TAMPA, FL -- For customers at one Tampa italian restaurant, it's all about the pasta.
But for owner Sonia Barcena it's all about her customers.
"I think we've catered to you guys before?" Barcena asks her customers at a table.
Barcena owns Rigatoni Tuscan Oven in Tampa and is now more focused on sanitary practices because of H1N1.
It's all spelled out in a memo posted for her employees.
"More frequent hand washing, cleaning things even more frequently than we do from door handles to salt and pepper shakers to the table tops. Little safety precautions that we feel would help keep our clients safe," Barcena said.
"If you're not feeling well don't come into work. Call your manager. He or she will let you off for the day," said Christina Johnson of the Florida Restaurant and Lodging Association.
Johnson says they've been talking about the swine flu before most had even heard of it.
"It's safety for our employees, our consumers and our customers," Johnson said.
The association says the state's certification for restaurant employees prepares them on how to prevent the spread.
"I'm kind of a Germaphobe when it comes to things just knowing what I know," admitted Richard Ferolito, a retired Rhode Island health inspector.
Ferolito says he's worried about the swine flu spreading because of food safety practices he's witnessed.
"Barehand contact on ready to eat foods, it's a big problem.

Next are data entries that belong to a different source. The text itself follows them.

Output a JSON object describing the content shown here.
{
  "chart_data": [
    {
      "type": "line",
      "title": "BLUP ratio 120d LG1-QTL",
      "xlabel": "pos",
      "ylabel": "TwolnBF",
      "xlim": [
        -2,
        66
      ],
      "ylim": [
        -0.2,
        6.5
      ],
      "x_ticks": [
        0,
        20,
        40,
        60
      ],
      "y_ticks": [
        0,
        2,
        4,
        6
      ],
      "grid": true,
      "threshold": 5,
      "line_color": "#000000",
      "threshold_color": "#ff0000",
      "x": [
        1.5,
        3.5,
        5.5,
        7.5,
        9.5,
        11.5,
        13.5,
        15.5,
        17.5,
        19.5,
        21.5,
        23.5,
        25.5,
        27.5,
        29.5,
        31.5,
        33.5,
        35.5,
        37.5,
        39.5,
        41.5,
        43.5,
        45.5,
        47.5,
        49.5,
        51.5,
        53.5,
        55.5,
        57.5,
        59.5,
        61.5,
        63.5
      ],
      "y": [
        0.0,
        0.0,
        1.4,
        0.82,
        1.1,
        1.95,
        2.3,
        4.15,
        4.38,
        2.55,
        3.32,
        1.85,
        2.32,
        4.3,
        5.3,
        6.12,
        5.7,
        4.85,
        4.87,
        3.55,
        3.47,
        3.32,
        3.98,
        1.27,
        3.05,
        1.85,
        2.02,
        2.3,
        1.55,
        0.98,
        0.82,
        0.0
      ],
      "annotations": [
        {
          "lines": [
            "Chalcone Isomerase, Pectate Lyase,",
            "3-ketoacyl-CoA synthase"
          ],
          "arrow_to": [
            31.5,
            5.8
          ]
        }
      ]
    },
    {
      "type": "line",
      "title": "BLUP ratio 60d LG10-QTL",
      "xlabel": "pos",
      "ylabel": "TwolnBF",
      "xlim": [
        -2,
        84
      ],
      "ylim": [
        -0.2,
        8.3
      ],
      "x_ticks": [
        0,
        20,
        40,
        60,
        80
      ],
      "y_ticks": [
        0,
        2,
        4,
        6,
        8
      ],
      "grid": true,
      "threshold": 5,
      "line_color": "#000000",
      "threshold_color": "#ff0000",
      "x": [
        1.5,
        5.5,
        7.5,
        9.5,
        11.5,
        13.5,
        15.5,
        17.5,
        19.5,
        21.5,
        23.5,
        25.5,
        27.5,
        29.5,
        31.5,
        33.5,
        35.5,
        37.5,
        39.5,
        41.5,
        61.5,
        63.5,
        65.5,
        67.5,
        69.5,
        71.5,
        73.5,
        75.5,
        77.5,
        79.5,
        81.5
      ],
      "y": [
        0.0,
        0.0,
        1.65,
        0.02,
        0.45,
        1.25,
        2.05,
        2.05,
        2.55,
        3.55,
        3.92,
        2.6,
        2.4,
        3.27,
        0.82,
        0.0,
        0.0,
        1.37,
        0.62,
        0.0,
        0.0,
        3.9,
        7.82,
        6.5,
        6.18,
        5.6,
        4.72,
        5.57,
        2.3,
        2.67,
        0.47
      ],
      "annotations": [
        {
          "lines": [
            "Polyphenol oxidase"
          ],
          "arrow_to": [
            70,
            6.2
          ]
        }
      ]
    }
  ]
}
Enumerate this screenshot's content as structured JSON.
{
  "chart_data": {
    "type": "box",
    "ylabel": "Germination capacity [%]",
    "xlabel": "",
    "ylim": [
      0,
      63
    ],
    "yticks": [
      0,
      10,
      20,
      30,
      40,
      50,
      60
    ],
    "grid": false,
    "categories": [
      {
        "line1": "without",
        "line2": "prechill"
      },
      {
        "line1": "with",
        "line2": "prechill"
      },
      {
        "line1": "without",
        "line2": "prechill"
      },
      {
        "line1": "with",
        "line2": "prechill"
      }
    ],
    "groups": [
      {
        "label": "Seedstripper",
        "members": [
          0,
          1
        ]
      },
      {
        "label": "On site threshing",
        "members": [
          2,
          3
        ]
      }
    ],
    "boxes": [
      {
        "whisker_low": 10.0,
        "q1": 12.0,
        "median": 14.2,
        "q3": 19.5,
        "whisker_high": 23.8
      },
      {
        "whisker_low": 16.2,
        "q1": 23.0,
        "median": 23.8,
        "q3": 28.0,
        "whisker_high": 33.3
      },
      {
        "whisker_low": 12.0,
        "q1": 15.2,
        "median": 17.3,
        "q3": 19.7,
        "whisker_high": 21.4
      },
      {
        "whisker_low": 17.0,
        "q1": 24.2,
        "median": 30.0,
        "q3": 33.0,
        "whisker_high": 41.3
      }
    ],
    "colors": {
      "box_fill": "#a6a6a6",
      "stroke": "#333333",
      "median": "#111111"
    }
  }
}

People should be wearing gloves and changing their gloves often and then washing their hands more," Ferolito said.
And that's what Sweet Tomatoes Restaurants says is happening in their kitchens along with hand sanitizer for customers at the door.
The newest policy?
Replacing serving utensils all day long so germs are not transferred from one customer to another.
"We're doing it on an hourly basis as a rule and making sure we put out new utensils each time," said Sweet Tomatoes Corporate Executive Director of Food Safety Carl Klein.
Klein says the chain just recently created an H1N1 plan and convincing ill employees it's ok to call out sick is a crucial part of it.
"Normally in the restaurant business, you just tough it out and work and we're really trying to change that mindset, making sure that even managers aren't allowed to work," Klein added.
As for Barcena, she hopes not to miss a day of work, after getting the swine flu shot the same day her daughter got vaccinated.
"I'm asking her to get the shot, I might as well protect our family and people around me as well," Barcena said.